Transcriptome profiling of the posterior salivary gland of the cuttlefish Sepia officinalis from the Portuguese West coast Provisionally Accepted

Cátia Gonçalves^1* Inês Moutinho Cabral¹ Antonio Matos² Ana R. Grosso¹ Pedro M. Costa^1*

• ¹Applied Biomolecular Sciences Unit, Faculty of Science and Technology, New University of Lisbon, Portugal
• ²Egas Moniz Center for Interdisciplinary Research (CiiEM), Portugal

Cephalopods like octopuses and cuttlefishes are known to secrete a ‘toxic saliva’ to inject into their prey, especially crustaceans since the XIX century.
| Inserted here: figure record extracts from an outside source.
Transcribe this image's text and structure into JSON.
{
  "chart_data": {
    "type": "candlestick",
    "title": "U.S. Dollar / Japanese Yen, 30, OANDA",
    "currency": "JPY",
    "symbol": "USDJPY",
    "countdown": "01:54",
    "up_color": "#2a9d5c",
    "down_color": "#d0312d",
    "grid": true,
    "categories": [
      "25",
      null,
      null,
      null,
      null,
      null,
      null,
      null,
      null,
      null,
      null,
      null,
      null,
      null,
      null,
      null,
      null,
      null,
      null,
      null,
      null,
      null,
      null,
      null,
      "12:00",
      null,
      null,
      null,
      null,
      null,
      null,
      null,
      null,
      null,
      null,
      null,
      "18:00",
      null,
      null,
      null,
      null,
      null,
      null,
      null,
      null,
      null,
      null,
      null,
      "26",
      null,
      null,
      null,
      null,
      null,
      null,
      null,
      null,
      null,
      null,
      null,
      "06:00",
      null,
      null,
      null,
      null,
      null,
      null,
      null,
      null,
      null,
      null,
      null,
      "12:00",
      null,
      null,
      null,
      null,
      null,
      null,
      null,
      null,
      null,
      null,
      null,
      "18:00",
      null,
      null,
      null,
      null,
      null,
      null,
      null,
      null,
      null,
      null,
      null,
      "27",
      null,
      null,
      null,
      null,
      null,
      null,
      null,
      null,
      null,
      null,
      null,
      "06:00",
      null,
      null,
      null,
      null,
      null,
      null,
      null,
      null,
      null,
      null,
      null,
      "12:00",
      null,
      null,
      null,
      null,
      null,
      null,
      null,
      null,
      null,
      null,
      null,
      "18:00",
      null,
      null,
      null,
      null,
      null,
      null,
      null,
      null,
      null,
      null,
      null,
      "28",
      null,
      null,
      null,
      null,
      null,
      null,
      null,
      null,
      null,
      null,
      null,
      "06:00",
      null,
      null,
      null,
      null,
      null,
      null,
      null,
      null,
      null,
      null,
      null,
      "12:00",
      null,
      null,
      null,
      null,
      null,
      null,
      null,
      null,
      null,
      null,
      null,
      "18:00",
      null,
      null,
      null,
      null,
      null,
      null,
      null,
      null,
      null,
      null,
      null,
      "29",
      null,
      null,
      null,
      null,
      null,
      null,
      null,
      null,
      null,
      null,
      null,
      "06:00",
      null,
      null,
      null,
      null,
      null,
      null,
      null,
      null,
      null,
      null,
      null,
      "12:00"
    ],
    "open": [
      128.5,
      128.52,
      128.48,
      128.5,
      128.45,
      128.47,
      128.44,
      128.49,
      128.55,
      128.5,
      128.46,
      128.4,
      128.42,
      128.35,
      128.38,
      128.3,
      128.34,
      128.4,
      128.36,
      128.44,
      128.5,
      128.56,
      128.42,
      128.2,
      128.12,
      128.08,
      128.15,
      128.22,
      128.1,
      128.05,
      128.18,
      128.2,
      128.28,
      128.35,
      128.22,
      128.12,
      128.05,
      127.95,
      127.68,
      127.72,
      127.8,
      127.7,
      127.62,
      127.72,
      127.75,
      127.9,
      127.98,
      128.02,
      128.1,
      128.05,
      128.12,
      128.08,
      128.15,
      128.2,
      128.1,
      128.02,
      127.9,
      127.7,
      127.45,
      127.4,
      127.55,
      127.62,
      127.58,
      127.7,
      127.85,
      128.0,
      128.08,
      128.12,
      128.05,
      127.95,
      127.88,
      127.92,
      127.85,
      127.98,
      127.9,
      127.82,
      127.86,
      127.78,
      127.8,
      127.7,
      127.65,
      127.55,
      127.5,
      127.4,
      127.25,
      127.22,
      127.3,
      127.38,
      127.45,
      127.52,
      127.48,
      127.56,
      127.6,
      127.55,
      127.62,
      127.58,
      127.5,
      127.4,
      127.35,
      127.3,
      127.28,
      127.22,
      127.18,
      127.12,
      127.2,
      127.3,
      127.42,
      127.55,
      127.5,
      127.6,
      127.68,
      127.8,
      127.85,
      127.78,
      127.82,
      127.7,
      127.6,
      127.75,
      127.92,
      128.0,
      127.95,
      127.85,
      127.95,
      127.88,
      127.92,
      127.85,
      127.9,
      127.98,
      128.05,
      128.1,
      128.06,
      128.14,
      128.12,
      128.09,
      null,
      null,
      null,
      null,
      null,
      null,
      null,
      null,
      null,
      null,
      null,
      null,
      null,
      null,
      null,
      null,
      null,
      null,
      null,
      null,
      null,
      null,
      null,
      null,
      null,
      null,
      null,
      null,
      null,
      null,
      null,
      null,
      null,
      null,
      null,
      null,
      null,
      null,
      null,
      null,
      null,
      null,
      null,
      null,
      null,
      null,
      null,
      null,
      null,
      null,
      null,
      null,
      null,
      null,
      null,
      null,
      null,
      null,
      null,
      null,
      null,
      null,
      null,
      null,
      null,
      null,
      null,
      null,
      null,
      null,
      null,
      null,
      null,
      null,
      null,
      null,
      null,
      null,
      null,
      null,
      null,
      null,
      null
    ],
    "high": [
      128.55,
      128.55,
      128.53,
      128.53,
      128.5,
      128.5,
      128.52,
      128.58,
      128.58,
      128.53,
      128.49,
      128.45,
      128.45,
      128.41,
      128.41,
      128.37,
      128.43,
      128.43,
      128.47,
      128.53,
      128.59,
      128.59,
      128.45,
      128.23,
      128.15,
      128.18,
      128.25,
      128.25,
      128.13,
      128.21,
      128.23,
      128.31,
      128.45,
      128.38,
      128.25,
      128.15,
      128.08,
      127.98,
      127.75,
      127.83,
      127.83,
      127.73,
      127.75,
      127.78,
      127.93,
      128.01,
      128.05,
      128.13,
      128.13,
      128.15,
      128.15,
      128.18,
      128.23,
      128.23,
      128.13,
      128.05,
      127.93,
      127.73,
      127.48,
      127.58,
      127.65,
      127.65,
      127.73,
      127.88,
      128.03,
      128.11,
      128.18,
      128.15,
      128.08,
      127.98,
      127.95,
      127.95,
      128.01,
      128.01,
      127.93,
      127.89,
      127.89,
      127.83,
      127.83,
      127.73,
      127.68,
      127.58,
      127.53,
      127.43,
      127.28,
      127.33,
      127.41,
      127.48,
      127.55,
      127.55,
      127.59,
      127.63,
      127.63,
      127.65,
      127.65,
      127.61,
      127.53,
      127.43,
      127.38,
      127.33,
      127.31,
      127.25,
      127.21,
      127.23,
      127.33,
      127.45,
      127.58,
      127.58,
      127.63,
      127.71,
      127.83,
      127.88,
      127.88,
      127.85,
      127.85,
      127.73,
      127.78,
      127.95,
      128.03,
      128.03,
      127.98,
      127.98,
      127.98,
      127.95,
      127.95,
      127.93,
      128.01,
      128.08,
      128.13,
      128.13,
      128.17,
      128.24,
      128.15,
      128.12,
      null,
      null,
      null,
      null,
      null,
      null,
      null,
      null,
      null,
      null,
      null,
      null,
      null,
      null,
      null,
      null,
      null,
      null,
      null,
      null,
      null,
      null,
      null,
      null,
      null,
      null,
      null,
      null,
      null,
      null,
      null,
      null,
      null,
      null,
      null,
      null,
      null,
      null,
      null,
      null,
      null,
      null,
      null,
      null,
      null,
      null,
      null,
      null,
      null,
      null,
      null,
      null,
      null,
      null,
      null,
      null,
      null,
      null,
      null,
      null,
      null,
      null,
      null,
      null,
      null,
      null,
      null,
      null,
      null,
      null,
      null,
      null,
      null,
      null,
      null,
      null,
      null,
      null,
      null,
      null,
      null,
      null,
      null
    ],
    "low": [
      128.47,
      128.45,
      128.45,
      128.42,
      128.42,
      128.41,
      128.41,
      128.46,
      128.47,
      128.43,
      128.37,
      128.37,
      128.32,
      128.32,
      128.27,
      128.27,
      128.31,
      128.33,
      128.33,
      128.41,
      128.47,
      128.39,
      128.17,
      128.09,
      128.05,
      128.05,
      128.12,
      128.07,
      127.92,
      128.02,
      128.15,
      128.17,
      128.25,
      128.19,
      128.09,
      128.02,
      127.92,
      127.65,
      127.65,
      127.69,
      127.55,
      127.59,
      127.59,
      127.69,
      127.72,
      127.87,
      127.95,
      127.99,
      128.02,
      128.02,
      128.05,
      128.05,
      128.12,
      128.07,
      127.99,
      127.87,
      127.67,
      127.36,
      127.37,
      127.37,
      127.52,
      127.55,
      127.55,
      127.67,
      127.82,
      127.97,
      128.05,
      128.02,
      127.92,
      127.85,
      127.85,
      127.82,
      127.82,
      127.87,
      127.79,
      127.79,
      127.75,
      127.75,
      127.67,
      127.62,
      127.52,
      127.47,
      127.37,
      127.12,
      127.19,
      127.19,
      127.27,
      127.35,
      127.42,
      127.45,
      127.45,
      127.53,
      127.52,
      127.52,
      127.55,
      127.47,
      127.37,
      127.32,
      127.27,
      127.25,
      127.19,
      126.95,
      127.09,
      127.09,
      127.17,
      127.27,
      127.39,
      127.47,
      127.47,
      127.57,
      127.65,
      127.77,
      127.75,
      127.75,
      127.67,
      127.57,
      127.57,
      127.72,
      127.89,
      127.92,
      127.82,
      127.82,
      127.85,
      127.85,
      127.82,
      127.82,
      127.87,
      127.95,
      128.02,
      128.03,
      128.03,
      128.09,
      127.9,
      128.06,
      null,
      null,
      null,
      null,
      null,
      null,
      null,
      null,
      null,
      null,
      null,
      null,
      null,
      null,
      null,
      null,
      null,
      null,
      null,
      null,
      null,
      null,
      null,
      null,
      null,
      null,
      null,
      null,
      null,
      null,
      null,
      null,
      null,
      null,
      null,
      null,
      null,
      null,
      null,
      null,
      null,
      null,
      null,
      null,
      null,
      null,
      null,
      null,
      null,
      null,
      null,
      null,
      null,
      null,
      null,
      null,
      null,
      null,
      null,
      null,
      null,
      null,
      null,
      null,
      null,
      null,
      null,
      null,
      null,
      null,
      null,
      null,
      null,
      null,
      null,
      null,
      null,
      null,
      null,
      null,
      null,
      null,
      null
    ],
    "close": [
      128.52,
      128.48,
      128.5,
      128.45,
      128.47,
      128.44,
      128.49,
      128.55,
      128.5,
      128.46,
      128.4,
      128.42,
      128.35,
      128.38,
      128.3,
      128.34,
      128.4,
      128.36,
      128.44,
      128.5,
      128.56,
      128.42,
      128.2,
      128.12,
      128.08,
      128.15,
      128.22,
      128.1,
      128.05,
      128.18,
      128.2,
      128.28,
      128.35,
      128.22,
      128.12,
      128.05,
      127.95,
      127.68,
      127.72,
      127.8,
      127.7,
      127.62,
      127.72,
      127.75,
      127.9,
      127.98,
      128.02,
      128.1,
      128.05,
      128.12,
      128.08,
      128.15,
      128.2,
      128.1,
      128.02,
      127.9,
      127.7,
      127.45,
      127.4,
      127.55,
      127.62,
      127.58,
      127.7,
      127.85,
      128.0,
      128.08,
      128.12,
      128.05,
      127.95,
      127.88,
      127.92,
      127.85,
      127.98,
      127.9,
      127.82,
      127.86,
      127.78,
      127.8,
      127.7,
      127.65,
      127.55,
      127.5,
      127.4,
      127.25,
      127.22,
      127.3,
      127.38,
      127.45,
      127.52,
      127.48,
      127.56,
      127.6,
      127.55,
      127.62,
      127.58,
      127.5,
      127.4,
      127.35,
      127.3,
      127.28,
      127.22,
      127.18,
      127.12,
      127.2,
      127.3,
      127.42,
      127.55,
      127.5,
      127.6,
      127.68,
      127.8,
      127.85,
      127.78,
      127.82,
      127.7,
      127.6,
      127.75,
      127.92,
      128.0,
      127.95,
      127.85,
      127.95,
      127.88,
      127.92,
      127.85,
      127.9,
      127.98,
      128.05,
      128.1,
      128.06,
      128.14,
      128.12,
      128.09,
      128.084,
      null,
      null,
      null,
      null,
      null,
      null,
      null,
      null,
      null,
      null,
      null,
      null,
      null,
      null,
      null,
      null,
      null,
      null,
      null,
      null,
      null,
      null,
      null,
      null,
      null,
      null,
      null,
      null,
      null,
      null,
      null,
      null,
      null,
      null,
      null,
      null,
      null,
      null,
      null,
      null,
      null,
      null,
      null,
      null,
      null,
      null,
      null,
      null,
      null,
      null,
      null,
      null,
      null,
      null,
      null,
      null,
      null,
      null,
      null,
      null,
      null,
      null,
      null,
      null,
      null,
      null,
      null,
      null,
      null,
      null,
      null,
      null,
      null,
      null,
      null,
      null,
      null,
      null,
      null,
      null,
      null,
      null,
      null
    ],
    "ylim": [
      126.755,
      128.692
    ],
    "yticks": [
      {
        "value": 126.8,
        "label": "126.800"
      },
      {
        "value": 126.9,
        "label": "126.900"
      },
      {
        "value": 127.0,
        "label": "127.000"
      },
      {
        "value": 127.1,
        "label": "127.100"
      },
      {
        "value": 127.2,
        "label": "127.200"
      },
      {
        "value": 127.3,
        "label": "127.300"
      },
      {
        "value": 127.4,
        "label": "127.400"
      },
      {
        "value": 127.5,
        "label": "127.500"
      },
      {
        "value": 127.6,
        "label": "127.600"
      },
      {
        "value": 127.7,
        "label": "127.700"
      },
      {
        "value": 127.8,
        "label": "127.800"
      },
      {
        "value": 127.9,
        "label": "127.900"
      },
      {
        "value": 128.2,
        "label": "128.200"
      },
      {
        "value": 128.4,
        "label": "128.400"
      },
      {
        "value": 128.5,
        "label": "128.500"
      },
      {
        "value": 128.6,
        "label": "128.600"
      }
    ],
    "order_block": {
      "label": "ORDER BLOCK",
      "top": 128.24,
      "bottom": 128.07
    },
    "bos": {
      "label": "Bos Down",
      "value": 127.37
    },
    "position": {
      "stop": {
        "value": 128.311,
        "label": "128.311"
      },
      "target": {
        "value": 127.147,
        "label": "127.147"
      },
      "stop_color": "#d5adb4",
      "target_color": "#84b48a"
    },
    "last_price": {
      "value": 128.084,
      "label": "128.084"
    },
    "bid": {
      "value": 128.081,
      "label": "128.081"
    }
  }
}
However, only in the mid-XX century were the first coleoid-specific toxins successfully isolated. Motivated by the growing interest on the global ocean as an almost inexhaustible source of novel bioactive compounds, we used RNA-Seq – based transcriptomics and de novo assembly of transcriptomes to screen the posterior salivary gland of Sepia officinalis (the common cuttlefish) from the Portuguese West coast for toxins and other bioactive proteins and peptides. Supported by microanatomical analyses, the posterior salivary gland is indeed the ‘venom gland’ whereas the more elusive anterior salivary gland (embedded in the buccal mass) is responsible for the production of mucin-rich saliva that is effectively the vehicle that transports the toxins as the venom is injected into the prey. Indeed, the transcriptomic profiling suggests that the cuttlefish venom is complex mixture of bioactive proteins, among which neurotoxins are major players, together with enzymes whose function is to digest the extracellular matrix to facilitate diffusion of the toxins. Nonetheless, by comparing with previous RNA-Seq data obtained from S. officinalis collected from other biogeographical areas, it may be suggested that significant inter-populational variation in venom composition can occur, which may potentially increase the span of bioactives secreted by these animals. We isolated and validated the full coding sequences for three important toxins, a cysteine-rich venom protein (CRVP), a venom insulin (VIns) and a cephalotoxin (CTX). The toxins seem to be relatively conserved among coleoids but diverging from other venomous molluscs such as cone snails. Their properties as potent modulators of glucose (in the case of VIns) and as potential neurotoxins (like CRVP and CTX) can render them primer targets for drug development.